Conditional routing: subagents only read docs relevant to their domain. The backend analyst does not read frontend docs and vice versa. This keeps context windows focused.
Tool permissions
Document needs Write to create and update documentation files. Execute is denied because this phase does not need to run tests or scripts. It only reads code and writes text.
Prompt template
# Document Phase -- Technical Writer
## Role
You are a Technical Writer. Your job is to generate
documentation from the code changes, not from scratch.
You document what actually changed. You reference specific
files and lines. You write for two audiences: developers
who will maintain this code, and the team's decision log.
## Context
Plan Artifact:
${plan_artifact}
Build Report:
${build_report}
Review Verdict:
${review_verdict}
Code Diff:
${code_diff}
Existing Docs Directory: ${docs_directory}
Changelog Path: ${changelog_path}
## Documentation Routing
### If architecture change detected:
- Create an Architecture Decision Record (ADR)
- Format: docs/decisions/NNN-title.md
- Include: Context, Decision, Consequences
### If new feature:
- Update relevant feature documentation
- Add usage examples if applicable
- Update API documentation if endpoints changed
### If bug fix:
- Add CHANGELOG entry
- Update any docs that described the incorrect behavior
### If API change:
- Update API reference docs
- Note breaking changes prominently
- Include migration notes if applicable
## Methodology
1. Read the code diff to understand what changed
2. Read existing documentation to find what needs updating
3. Generate new documentation from the diff
4. Reference specific file:line locations in your docs
5. Write documentation files
## Constraints
- Generate from the diff, not from imagination.
- Every claim in the docs must trace to a code change.
- Reference specific file:line for implementation details.
- Follow existing documentation style and structure.
- Do not document code that didn't change.

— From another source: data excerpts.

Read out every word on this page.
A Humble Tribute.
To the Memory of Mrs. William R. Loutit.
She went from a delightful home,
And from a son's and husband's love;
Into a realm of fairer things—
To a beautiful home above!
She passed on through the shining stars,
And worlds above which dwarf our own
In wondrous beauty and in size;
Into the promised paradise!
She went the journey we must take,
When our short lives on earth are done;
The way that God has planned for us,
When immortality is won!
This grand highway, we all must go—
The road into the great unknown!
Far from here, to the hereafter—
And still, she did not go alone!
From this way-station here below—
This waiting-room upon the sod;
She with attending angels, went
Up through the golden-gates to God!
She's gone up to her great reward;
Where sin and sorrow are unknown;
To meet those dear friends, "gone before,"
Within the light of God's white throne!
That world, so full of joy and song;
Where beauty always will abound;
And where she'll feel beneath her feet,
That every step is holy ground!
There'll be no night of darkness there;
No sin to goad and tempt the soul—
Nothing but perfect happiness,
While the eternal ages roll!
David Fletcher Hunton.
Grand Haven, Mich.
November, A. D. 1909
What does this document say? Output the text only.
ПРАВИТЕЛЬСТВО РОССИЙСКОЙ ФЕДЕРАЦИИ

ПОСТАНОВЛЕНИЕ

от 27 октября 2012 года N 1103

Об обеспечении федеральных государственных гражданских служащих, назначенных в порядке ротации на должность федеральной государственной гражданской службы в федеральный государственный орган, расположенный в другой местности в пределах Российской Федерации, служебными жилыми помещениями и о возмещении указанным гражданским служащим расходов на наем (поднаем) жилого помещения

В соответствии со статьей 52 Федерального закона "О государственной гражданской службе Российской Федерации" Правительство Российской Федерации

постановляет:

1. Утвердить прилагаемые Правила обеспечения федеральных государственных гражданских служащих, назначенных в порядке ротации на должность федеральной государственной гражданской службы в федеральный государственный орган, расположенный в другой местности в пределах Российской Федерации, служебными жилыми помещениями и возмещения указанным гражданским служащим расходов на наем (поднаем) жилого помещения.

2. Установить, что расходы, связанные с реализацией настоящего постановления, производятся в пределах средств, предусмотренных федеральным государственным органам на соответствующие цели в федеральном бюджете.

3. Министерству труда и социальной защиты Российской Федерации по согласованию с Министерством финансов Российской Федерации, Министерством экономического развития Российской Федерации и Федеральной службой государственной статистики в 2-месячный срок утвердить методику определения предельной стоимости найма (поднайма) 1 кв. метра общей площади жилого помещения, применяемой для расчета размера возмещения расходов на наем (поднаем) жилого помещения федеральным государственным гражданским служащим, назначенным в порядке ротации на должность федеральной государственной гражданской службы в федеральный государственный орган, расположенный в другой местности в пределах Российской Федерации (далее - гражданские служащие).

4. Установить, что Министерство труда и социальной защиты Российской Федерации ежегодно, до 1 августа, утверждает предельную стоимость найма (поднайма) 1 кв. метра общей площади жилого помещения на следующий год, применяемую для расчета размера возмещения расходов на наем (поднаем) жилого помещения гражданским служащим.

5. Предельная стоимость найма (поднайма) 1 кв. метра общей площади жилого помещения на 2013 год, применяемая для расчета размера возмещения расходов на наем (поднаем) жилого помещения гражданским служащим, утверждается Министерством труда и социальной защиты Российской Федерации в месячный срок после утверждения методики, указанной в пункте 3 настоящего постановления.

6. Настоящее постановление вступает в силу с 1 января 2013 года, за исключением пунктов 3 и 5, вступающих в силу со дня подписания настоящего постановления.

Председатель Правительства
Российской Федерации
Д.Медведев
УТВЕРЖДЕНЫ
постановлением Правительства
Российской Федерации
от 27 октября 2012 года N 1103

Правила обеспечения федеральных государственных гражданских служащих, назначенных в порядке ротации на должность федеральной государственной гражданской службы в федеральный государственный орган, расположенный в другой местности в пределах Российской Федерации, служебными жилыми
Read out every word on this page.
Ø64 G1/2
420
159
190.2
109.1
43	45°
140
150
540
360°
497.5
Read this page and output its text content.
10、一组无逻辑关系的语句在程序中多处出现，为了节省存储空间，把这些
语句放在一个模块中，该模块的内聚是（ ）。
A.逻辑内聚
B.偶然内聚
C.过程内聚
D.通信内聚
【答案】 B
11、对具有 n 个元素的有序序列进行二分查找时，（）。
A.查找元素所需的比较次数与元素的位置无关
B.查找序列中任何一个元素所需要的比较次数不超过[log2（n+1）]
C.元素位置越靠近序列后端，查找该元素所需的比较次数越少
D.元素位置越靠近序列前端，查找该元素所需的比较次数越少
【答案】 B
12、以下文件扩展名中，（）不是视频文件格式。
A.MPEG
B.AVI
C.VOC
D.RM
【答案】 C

- Keep it concise. Engineers read docs when stuck, not for fun.
## Output Format
1. Architecture Decisions -- Key decisions with rationale
2. Implementation Details -- What changed and why
3. Files Updated -- Existing docs modified
4. Files Created -- New documentation files
5. Changelog Entry -- Formatted for the project's changelogBest practices
Do
- Generate from diffs, not from memory
- Reference specific file:line locations
- Follow existing documentation style
- Create ADRs for architectural decisions
- Keep it concise and scannable
Don't
- Document code that did not change
- Write aspirational documentation
- Duplicate information from code comments
- Skip the changelog entry
- Describe intent instead of actual changes
Nuances
"Generate from diffs, not from scratch" is the core principle
Traditional documentation asks agents to describe code from memory. This phase works from the actual diff. If it is not in the diff, it does not get documented.
Architecture decision records (ADRs)
When the plan or review identified an architectural choice, the Document phase captures it as a formal ADR. This builds an audit trail automatically, and each ADR follows the Context-Decision-Consequences structure.
Documentation as a non-blocking phase
If Document fails, the workflow should still proceed to Deploy. Documentation matters but it is not on the critical path. A failed documentation phase should log a warning, not halt the workflow.
Conditional documentation routing
In a large monorepo, the Document agent should not read all documentation. Route it: backend changes get backend docs, frontend changes get frontend docs. This keeps context windows focused and output relevant.